First live demonstration of the new java-gnome bindings
I’m giving my second talk at foss.in this afternoon, Sunday, at 14:00 local. This time it’s a technical one:
(Click through if you care to see the abstract for the talk)
I’ve been working like mad for about 6 months to completely re-engineer the design of the java-gnome language bindings to GTK and GNOME. Memory management, proxying GObjects into Java, figuring out how to handle more generic GValues in property setting. But most importantly, how to create an architecture where we could generate the bulk of the bindings off of .defs metadata so we can share that with the pyGTK guys and make our bindings a comprehensive representation of GTK and GNOME without being the totally borked, hand written, leaky, and completely unmaintainable mess that the present java-gnome 2.x bindings are.
Along the way I’ve been validating the design with code not just code mock ups but a fully working prototype. The most challenging technical piece of late has been designing an new signal handling API. Not only was the API design tough, but the plumbing to make it work is completely voodoo — the GSignal marshaling APIs are not trivial. Couldn’t have got anywhere without the old 2.x code to use for inspiration, but man oh man it’s been a hard slog.
On Wednesday at 01:48, I finished the last piece of engineering to enable signal connection to work! And so, today, as I’m talking about architecture and working across boundaries between projects, I’m going to be unveiling the prototype and giving the new java-gnome 4.0 code its first live demonstration.
This is only the beginning. There’s a lot of work yet to come, and I am hopeful that we’ll get the funding we need to make it a reality. Java Libre!
I was talking about all this yesterday over coffee with one of my good friends Sirtaj Singh Kang, who happens to be one of the original KDE developers. After the whole discussion he said “did you know I wrote the old KDE Java bindings? They’re really rickety, and I want to redo them. Do you think I could use this too?”

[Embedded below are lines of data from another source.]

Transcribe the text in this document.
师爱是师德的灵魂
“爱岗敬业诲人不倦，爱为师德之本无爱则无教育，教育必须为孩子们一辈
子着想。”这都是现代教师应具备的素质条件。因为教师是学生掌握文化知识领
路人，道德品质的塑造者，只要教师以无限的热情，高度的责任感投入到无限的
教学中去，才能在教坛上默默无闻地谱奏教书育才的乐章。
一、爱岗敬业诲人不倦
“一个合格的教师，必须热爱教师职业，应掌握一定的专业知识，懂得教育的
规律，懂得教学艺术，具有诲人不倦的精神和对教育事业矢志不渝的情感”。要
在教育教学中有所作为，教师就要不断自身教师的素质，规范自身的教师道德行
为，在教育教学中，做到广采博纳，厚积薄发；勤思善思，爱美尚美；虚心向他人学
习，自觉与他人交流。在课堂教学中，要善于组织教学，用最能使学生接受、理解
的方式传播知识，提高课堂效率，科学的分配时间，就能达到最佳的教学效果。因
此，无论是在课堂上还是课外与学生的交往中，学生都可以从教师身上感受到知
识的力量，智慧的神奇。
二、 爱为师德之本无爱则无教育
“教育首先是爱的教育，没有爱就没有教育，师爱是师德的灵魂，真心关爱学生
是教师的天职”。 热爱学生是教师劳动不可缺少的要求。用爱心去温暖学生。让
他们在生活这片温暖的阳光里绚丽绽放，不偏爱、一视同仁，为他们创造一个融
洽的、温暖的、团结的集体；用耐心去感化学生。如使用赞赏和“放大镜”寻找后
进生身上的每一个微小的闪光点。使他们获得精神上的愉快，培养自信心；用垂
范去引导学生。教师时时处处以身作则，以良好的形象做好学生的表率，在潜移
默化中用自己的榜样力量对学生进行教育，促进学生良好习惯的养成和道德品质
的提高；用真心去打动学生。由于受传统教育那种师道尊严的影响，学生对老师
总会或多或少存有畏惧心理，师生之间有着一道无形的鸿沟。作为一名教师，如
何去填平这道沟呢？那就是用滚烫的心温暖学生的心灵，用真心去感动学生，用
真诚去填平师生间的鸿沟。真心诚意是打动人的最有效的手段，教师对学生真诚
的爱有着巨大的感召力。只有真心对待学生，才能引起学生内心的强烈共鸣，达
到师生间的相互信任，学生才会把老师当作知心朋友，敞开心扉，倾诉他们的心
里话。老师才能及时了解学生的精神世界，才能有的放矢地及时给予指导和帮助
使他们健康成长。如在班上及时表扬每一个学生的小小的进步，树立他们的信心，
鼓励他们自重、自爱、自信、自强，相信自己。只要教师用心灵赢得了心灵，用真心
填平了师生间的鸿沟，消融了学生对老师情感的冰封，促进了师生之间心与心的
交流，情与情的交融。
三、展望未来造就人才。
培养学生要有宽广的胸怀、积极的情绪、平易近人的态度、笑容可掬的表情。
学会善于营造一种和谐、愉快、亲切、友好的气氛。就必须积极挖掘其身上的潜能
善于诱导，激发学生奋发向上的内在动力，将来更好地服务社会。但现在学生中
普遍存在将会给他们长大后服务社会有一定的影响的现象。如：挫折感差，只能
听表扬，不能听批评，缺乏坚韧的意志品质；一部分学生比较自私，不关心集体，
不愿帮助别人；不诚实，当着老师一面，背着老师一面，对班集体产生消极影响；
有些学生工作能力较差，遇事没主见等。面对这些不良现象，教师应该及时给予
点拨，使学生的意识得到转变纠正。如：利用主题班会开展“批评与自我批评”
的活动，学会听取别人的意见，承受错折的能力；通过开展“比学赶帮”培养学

Wow! Wouldn’t that be something?
Don’t worry. Cats and dogs are not sleeping together: I gather there is already some new Qt Java code floating around, so presumably whoever did that will be extending it to KDE, but no matter. The architecture I’ve developed seems really promising for the task of proxying any underlying native library which more or less follows OO idioms. So as I’m working, I’m keeping in mind that more than just GLib based systems might someday want to use it. Obviously, though, our new code is going to be optimized for the GNOME + GTK case, which is as it should be.